On Tue, Nov 14, 2017 at 07:05:49AM -0800, Brad Chapman wrote:
> Great news that you have time and support for working on
> sambamba. For us the number one help would be improving stability
> of the multicore steps. We're still stuck with sambamba
> segfaulting on multiple platforms and ended up working around it
> by transferring functionality to either samtools (which has a lot
> more multicore now) or mosdepth (which is very fast and flexible
> for depth calculations).
The segfaulting should be easy to fix when I can reproduce it. Are you
still using the 0.6.6 binary - because I think it still has the
threading segfault that was fixed in ldc 1.0. Using the pre-release
binary on github should be OK.
If you help me reproduce it, I can help you. Let's start with a
command line that is known to crash (now and then).

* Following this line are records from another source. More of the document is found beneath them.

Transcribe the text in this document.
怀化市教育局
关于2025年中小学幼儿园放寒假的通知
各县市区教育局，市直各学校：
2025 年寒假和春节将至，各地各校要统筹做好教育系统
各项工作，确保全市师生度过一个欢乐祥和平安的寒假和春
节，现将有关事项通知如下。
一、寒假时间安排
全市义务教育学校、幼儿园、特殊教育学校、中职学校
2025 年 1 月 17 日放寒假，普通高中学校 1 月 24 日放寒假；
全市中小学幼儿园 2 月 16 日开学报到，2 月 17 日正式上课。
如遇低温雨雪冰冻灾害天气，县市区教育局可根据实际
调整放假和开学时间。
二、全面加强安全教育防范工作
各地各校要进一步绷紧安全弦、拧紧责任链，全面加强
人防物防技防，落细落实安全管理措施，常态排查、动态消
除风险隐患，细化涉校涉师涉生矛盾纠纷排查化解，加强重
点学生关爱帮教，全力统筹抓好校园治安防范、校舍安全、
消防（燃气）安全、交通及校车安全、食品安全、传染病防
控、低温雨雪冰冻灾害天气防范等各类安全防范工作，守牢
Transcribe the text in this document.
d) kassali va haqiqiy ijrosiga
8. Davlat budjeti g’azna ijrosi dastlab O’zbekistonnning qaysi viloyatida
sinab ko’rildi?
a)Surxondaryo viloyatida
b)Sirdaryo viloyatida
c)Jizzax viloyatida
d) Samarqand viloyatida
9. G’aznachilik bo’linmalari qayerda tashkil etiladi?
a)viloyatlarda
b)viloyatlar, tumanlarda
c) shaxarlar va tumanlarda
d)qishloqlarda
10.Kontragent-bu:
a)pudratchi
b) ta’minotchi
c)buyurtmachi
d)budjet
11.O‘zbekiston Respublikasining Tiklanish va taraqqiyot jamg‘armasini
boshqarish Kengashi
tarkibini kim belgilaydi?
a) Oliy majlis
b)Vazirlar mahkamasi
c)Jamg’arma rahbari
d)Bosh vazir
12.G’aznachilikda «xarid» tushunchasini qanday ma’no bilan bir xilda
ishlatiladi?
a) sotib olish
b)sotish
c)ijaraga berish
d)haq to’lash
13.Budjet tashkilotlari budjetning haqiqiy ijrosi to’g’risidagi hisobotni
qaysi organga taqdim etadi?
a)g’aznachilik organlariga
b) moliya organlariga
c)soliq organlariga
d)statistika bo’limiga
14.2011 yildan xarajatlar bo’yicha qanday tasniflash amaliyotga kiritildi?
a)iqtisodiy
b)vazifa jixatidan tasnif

> sambamba is the only tool I know that
> correctly subsets a BAM file using a BED file. samtools doesn't
> use the indices so is very slow, and we work around this by
> sectioning in parts using the command line regions.
> In terms of new features, some useful thing would be:
> - First class CRAM support. I'm not sure where this is currently at in
> sambamba but I suspect we'll be moving more and more to CRAM soon.
> - Support downsampling BAMs/CRAMs to a maximum coverage (only
> downsample if above a certain coverage). We added this in VariantBam and it's
> really useful to reducing out of control runtimes on WGS runs in collapsed
> repeats but we're stuck trying to make it fast enough to be useful:
>
https://github.com/walaj/VariantBam/issues/13
Multithreaded programming in C++...
> Hope this helps with idea, and thanks again for all your great work on
> sambamba,
Sounds to me that we should work on the segfaults for sure. mpileup
and downsampling could be next. At least there is a clear demand :)
Pj.